From the evidence in the case at bar it is manifest that both elements of the “excited utterance” exception are present: a sufficiently shocking or (in McCormick’s word) “startling” occurrence and a statement which is a “spontaneous reaction” to that occurrence. The victim’s mother testified that her daughter, Diane McCarthy, telephoned her on the morning she died and told her mother that she had just been awakened by the defendant punching her seven times in the face. The mother further testified that throughout the call she could hear Coleman yelling loudly and angrily in the background. Certainly this episode in which Diane was caught up may be truly characterized as “sufficiently startling to render normal reflective thought processes . . . inoperative.” McCormick, op. cit. supra. In Commonwealth v. Noble, 371 Pa. 138, 88 A.2d 760 (1952), this Court said “[spontaneous exclamations or declarations uttered during or immediately preceding or following the actual infliction of wounds or springing out of the actual commission of the crime, are admissible as within the res gestae rule.” 371 Pa. *123at 145. See also Commonwealth v. Edwards, 431 Pa. 44, 244 A.2d 683 (1968); Commonwealth v. Stokes, 409 Pa. 268, 186 A.2d 5 (1962). In the present case, Diane’s declaration immediately followed defendant’s first assault upon her and preceded only by moments the further threatened attack. Again, such an attack and such a threat surely qualify as “startling” (McCormick) or as “shocking” (Allen v. Mack, supra).

The element of “spontaneity” is likewise present here. The victim’s mother testified that when she suggested to Diane that she would hang up and call the police, her daughter begged her not to do so “‘[because as soon as the phone is hung up,’ he was going to kill her.” The conclusion is irresistible that this declaration was the victim’s spontaneous reaction to the attack upon her only minutes before. There was no evidence that the statement was premeditated or in any way the product of design on the declarant’s part. The fact that her fear was indeed justified was tragically borne out by the fact that only minutes after her frantic telephone call to her mother, Diane McCarthy was found dying of 102 stab wounds.

Since it is my belief that the challenged statement did come within the “excited utterance” exception to the hearsay rule, I think the other opinion is mistaken in using this case as a vehicle for the adoption of the “present sense impression” exception. In its effort to get away from the “res gestae” label for the hearsay exception applicable to a fact situation such as this case presents, Mr. Chief Justice Jones has, in my opinion, unnecessarily adopted a new and, on these facts, inapplicable exception.

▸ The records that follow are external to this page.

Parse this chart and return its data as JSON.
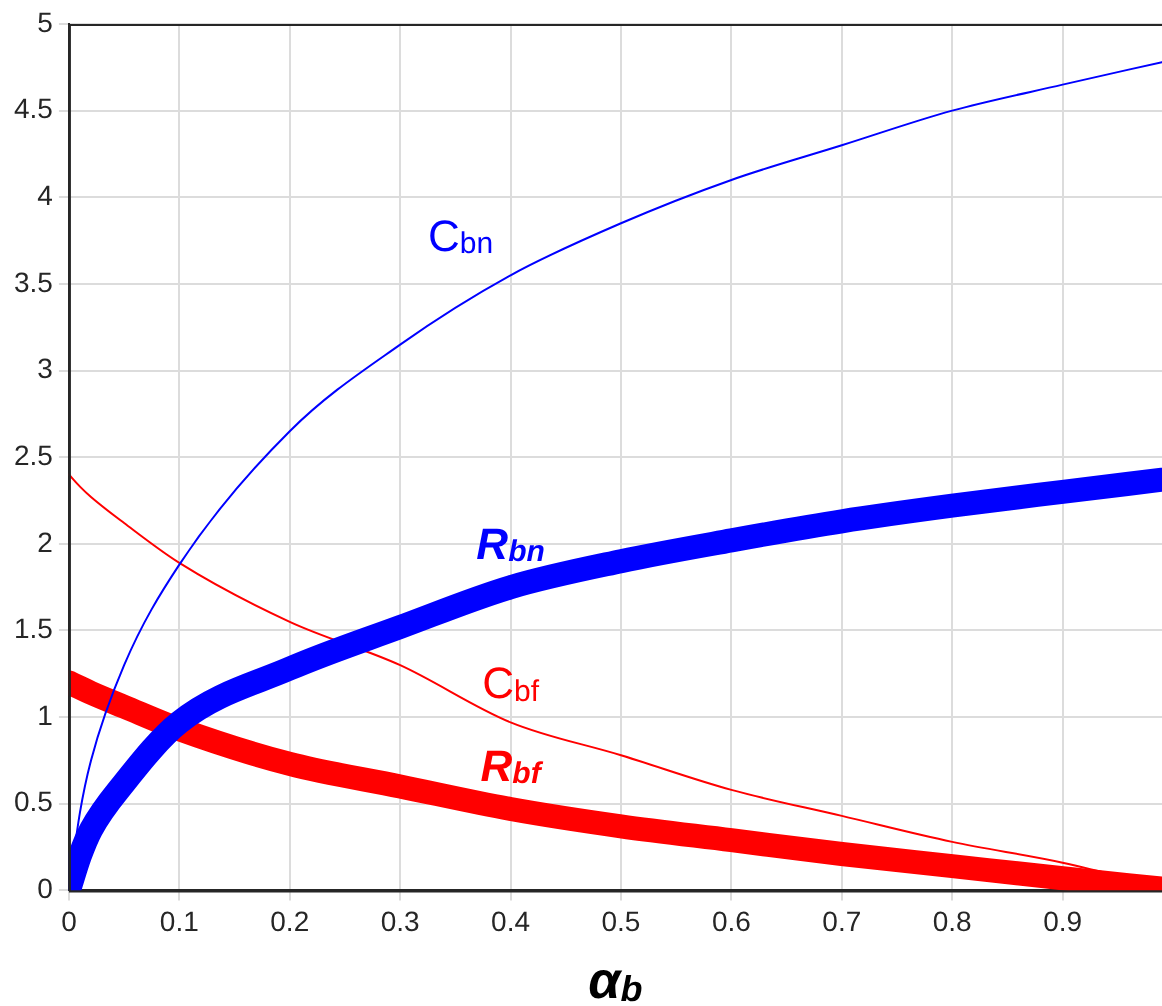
{
  "chart_data": {
    "type": "line",
    "xlabel": "α$_{b}$",
    "x": [
      0,
      0.01,
      0.02,
      0.05,
      0.1,
      0.2,
      0.3,
      0.4,
      0.5,
      0.6,
      0.7,
      0.8,
      0.9,
      0.99
    ],
    "series": [
      {
        "name": "C$_{bn}$",
        "color": "#0000ff",
        "values": [
          0,
          0.45,
          0.75,
          1.3,
          1.88,
          2.65,
          3.15,
          3.55,
          3.85,
          4.1,
          4.3,
          4.5,
          4.65,
          4.78
        ]
      },
      {
        "name": "R$_{bn}$",
        "color": "#0000ff",
        "values": [
          0,
          0.2,
          0.35,
          0.62,
          0.97,
          1.28,
          1.52,
          1.75,
          1.9,
          2.02,
          2.13,
          2.22,
          2.3,
          2.37
        ]
      },
      {
        "name": "C$_{bf}$",
        "color": "#ff0000",
        "values": [
          2.4,
          2.33,
          2.27,
          2.12,
          1.89,
          1.55,
          1.3,
          0.97,
          0.78,
          0.58,
          0.43,
          0.28,
          0.16,
          0.02
        ]
      },
      {
        "name": "R$_{bf}$",
        "color": "#ff0000",
        "values": [
          1.2,
          1.17,
          1.14,
          1.06,
          0.93,
          0.73,
          0.6,
          0.47,
          0.37,
          0.29,
          0.21,
          0.14,
          0.07,
          0.01
        ]
      }
    ],
    "xlim": [
      0,
      0.99
    ],
    "xticks": [
      0,
      0.1,
      0.2,
      0.3,
      0.4,
      0.5,
      0.6,
      0.7,
      0.8,
      0.9
    ],
    "ylim": [
      0,
      5
    ],
    "yticks": [
      0,
      0.5,
      1,
      1.5,
      2,
      2.5,
      3,
      3.5,
      4,
      4.5,
      5
    ],
    "grid": true,
    "legend": false,
    "marker": "none",
    "line_style": "solid"
  }
}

For the above reason, I concur that, hearsay though it was, the statement was properly admitted into evidence.

Mr. Justice Robeets and Mr. Justice Nix join in this concurring opinion.

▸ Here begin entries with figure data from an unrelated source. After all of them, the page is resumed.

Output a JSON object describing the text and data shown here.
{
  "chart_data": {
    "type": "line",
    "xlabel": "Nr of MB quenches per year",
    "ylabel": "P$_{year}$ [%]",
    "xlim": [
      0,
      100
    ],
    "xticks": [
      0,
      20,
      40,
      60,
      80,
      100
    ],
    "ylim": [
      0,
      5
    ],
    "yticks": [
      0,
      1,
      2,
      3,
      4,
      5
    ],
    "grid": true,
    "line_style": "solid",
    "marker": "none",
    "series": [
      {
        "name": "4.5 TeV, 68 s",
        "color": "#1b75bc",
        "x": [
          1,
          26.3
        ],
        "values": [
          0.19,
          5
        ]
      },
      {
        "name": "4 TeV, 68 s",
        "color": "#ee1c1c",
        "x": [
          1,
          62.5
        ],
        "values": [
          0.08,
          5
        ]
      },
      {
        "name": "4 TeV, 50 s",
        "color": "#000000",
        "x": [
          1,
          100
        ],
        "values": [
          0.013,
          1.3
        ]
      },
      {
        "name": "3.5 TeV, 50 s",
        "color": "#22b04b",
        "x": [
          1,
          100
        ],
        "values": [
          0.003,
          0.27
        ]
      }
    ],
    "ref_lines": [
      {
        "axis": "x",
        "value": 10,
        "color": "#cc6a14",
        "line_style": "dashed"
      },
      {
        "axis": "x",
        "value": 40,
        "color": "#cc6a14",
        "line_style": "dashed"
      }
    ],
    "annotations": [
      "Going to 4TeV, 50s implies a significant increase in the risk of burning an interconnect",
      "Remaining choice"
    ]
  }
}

The proposed Rules of Evidence were adopted by the Supreme Court of the United States on December 18, 1972, as an amendment of Rule 43 of the Federal Rules of Civil Procedure, effective July 1, 1973, and transmitted to the Congress in accordance with the provisions of Title 28, U.S.O. §2072. By virtue of P. L. 92-12 enacted by the 92nd Congress, however, the Rules will not take effect until approved by Congress, which has yet to take final action.